Ce décalage entre la sphère dirigeante et la population, même un régime autoritaire doit en tenir compte.

swissinfo.ch: Certains observateurs assurent que l’Iran est en train de restaurer l’empire perse. L’Iran en a-t-il seulement les moyens face à la récente coalition qui s’est formée autour de l’Arabie saoudite? N’est-il pas en position de faiblesse?

M-R.D. : En cas d’accord, je ne pense pas que Washington va abandonner l’Arabie saoudite pour l’Iran. Les Etats-Unis vont au mieux  reprendre la ligne qu’ils avaient à l’époque du Shah, soit la politique des deux piliers (twin pillars policy) en s’appuyant à la fois sur l’Iran et sur l’Arabie saoudite.

L’Iran est en effet en position de faiblesse. Sa politique étrangère un peu expansive peut se retourner contre lui à terme. Et ce d’autant plus que cette politique révolutionnaire n’est plus perçue comme islamique, mais chiite.

Mohammad-Reza Djalili RTS

Cela dit, la menace existentielle qui pèse sur l’Iran, ce n’est pas les Etats-Unis, Israël ou l’Arabie saoudite, mais une grave crise écologiqueLien externe. L’eau se raréfie d’une manière très inquiétante.

Le réchauffement climatique affecte tout le Moyen-Orient. Mais c’est l’Iran qui est le plus touché. Tous les lacs iraniens sont quasi asséchés, comme la quasi-totalité des eaux de surface. Et ce aussi à cause de mauvais choix en termes de politique agricole et de mauvaise gestion des ressources en eau.

swissinfo.ch: Suite aux sanctions, l’économie iranienne est à bout de souffle. Ce facteur économique limite-t-il son soutien à la Syrie de Bachar el-Assad?

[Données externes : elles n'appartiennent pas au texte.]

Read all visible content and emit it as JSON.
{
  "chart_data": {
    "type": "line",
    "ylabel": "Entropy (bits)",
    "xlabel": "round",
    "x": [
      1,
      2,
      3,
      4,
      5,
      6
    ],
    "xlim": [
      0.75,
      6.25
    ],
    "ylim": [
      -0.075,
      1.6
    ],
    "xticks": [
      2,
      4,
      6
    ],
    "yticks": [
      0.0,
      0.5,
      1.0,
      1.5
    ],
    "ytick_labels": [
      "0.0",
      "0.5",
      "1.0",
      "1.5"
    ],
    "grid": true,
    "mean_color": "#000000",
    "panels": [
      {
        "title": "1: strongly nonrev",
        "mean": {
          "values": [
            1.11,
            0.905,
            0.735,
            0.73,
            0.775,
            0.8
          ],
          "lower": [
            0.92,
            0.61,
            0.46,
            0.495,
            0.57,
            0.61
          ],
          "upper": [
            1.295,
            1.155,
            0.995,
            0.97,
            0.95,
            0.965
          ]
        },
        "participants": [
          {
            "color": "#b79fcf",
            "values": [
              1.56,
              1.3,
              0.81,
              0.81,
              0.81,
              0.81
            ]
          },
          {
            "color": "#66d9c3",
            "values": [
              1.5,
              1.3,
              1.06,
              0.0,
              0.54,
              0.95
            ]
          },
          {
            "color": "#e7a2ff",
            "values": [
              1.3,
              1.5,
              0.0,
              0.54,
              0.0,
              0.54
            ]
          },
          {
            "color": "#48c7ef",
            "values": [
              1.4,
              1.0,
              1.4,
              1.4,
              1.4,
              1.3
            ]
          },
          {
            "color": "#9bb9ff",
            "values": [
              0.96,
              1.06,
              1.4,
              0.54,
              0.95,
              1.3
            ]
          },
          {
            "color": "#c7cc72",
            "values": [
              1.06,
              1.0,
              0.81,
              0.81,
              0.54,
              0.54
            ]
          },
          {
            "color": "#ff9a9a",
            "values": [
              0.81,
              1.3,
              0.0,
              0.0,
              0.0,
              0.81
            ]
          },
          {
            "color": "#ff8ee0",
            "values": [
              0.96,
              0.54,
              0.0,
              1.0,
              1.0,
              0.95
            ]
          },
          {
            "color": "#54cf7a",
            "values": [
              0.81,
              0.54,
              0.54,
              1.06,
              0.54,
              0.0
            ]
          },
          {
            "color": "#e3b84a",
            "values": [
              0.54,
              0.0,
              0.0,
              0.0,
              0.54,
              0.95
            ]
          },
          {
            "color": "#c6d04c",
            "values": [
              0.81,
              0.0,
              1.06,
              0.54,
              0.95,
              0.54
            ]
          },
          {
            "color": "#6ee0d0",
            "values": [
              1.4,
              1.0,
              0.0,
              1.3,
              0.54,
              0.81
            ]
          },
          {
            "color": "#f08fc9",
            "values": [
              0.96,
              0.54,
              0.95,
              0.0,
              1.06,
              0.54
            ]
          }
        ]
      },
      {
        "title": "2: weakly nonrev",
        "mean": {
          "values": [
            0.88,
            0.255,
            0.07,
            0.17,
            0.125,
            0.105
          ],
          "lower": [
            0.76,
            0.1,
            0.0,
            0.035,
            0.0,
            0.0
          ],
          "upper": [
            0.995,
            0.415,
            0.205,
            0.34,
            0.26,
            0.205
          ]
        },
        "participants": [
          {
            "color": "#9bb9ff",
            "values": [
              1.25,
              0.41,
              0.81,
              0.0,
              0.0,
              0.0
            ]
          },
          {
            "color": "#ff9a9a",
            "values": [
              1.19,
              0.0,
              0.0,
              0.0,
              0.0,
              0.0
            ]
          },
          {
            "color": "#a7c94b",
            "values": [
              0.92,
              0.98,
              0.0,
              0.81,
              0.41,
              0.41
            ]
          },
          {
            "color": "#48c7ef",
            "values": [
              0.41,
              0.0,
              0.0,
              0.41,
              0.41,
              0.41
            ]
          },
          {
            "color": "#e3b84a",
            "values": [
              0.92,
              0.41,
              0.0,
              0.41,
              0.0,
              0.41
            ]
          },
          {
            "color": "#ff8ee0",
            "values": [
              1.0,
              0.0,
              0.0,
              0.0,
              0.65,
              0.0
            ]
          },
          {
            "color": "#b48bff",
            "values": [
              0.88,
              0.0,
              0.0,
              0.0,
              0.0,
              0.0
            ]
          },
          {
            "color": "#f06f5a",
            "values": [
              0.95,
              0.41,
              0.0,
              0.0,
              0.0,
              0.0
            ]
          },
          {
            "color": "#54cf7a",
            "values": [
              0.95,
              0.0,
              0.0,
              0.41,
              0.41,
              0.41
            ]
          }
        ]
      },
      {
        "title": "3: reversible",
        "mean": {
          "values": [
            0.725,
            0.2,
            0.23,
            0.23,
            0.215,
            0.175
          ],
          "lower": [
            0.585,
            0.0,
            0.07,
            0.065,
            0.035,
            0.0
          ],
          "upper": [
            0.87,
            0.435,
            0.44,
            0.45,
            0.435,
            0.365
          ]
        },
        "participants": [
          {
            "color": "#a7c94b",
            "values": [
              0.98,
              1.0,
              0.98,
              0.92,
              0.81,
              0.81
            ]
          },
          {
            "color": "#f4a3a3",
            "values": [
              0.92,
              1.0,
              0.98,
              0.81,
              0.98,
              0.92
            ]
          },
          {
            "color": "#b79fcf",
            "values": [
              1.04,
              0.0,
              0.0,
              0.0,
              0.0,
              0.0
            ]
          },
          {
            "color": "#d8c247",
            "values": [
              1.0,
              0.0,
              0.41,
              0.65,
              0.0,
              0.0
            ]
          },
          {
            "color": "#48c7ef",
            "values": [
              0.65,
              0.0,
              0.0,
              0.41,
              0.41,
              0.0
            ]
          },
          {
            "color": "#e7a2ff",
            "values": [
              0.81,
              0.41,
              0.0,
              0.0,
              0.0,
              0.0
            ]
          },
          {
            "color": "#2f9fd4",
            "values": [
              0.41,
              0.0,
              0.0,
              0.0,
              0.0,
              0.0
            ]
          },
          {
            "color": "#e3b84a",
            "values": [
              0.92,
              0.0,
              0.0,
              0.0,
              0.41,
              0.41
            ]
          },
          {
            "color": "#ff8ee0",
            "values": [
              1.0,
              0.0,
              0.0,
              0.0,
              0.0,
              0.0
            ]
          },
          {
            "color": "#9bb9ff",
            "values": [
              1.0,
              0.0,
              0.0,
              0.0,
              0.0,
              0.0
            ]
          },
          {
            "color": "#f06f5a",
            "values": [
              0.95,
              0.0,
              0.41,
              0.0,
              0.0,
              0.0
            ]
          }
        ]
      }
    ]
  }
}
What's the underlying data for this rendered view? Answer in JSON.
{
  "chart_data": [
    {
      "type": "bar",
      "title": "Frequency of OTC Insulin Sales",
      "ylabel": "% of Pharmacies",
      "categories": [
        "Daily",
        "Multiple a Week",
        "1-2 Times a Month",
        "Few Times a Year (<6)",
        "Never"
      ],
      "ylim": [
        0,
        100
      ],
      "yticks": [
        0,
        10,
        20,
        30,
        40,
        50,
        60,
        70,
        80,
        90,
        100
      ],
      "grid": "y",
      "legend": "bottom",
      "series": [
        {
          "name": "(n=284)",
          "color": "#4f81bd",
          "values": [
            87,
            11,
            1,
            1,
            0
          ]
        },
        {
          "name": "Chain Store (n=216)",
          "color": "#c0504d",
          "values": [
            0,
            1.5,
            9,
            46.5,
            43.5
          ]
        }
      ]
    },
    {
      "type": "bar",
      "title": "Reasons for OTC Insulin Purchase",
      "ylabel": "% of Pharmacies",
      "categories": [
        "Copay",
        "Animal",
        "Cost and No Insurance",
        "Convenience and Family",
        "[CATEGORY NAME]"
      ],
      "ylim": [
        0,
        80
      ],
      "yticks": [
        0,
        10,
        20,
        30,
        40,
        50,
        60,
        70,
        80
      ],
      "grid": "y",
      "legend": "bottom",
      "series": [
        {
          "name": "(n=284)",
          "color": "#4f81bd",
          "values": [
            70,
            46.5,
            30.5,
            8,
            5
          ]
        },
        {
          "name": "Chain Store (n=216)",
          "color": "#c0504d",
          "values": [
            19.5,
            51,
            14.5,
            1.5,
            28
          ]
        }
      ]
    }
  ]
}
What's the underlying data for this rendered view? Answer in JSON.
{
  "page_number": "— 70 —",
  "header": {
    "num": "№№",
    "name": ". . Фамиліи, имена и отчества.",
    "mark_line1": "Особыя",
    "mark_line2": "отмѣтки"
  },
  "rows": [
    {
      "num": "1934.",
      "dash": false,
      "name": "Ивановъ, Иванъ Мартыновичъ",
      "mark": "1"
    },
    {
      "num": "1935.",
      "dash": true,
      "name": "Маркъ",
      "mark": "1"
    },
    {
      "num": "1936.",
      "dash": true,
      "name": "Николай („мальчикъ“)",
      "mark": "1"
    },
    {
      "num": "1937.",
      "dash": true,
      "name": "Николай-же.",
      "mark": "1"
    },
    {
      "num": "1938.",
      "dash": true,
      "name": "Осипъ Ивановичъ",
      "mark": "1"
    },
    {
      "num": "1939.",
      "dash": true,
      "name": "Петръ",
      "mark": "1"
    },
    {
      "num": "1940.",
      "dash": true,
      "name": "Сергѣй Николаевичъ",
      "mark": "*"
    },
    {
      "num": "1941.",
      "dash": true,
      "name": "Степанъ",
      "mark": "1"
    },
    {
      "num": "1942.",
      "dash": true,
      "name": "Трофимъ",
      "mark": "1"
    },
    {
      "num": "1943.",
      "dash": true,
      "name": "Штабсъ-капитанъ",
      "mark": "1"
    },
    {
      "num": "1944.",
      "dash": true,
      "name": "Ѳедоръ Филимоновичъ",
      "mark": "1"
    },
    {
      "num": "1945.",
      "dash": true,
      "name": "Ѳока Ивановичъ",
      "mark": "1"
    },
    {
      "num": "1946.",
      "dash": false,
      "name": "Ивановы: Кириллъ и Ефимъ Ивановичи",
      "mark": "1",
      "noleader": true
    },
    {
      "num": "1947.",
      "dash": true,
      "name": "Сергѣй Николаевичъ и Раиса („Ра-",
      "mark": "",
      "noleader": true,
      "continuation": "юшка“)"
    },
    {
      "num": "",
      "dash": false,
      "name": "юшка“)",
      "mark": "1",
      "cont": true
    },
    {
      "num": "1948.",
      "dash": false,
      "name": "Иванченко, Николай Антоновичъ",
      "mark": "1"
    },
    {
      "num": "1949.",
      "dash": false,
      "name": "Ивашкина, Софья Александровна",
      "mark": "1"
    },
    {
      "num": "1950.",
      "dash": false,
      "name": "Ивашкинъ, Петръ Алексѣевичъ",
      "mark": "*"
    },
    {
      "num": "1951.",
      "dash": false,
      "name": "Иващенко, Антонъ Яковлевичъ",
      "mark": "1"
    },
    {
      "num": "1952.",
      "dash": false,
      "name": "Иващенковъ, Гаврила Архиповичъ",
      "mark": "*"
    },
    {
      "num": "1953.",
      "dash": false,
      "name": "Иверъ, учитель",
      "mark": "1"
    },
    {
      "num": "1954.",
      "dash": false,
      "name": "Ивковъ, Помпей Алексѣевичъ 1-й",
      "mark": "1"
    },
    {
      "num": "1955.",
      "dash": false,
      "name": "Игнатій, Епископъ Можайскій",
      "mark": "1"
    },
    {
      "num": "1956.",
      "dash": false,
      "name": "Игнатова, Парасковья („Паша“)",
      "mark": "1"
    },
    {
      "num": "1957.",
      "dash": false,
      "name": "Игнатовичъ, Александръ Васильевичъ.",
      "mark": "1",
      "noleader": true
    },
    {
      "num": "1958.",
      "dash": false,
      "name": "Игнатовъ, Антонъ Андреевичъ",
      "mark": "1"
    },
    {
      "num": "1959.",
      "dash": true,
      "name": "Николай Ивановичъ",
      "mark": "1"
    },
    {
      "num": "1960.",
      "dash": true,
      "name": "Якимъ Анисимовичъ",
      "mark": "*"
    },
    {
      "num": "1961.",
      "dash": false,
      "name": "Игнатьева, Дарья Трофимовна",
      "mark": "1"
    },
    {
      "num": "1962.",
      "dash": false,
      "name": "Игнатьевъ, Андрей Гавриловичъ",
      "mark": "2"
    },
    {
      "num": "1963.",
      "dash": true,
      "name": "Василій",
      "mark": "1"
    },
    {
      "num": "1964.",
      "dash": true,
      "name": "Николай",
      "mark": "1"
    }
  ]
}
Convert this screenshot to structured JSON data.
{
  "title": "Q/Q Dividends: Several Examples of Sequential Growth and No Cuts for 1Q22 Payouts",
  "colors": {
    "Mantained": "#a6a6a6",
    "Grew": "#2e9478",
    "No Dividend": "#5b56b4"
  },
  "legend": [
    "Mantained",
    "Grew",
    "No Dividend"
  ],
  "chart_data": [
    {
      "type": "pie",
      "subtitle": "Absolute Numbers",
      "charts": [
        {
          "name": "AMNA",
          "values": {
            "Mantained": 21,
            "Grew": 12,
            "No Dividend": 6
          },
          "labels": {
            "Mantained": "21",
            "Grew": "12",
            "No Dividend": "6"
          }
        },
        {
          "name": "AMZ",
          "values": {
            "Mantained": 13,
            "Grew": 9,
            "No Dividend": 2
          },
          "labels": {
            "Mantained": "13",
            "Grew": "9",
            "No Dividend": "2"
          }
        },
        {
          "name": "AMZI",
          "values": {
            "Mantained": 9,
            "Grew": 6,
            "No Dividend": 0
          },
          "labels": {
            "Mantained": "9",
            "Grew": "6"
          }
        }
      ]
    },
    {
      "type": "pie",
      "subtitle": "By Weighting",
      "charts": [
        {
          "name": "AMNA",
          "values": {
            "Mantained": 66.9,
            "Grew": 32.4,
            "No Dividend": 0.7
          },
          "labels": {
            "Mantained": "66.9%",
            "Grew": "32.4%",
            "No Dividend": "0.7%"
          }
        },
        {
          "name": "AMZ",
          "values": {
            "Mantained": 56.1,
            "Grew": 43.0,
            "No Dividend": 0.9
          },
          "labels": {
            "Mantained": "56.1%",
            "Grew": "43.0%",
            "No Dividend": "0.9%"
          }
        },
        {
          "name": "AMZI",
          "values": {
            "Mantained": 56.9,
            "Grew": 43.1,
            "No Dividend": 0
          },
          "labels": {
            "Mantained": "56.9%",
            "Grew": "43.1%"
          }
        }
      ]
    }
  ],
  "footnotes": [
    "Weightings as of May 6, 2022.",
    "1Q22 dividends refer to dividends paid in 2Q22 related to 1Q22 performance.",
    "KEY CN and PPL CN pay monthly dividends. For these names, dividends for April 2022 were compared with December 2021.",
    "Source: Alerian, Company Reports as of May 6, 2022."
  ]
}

M-R.D. : En ce moment, beaucoup de bruits courent sur l’actuelle diminution du soutien financier à la Syrie, mais aussi au Hezbollah libanais, le bras armé de l’Iran en Syrie. Sans levée des sanctions économiques, l’Iran va se retrouver limité dans sa politique régionale, mais aussi sur le plan intérieur. Le gouvernement Rohani a été élu pour tenter de trouver une solution à la crise économique qui passe donc par la résolution du dossier nucléaire.

swissinfo.ch: Assistons-nous à un rééquilibrage des forces entre l’Arabie saoudite et l’Iran au Moyen-Orient?

M-R.D. : Les dynamiques à l’œuvre sont très complexes. Tant les Iraniens que les Saoudiens avancent leurs pions sur des territoires extrêmement fragilisés. Ils ne peuvent pas bâtir des alliances durables que ce soit au Yémen, en Irak ou même en Syrie.

swissinfo.ch: Face à cette instabilité régionale, l’Iran représente néanmoins l’un des pays les plus stables de la région…

M-R.D. : Certainement. Si vous le comparez avec tous ses voisins arabes ou d’Asie (Afghanistan et Pakistan), l’Iran est un pays stable. C’est un Etat historique vieux de plusieurs millénaires qui a été modernisé dès le début du 20e siècle.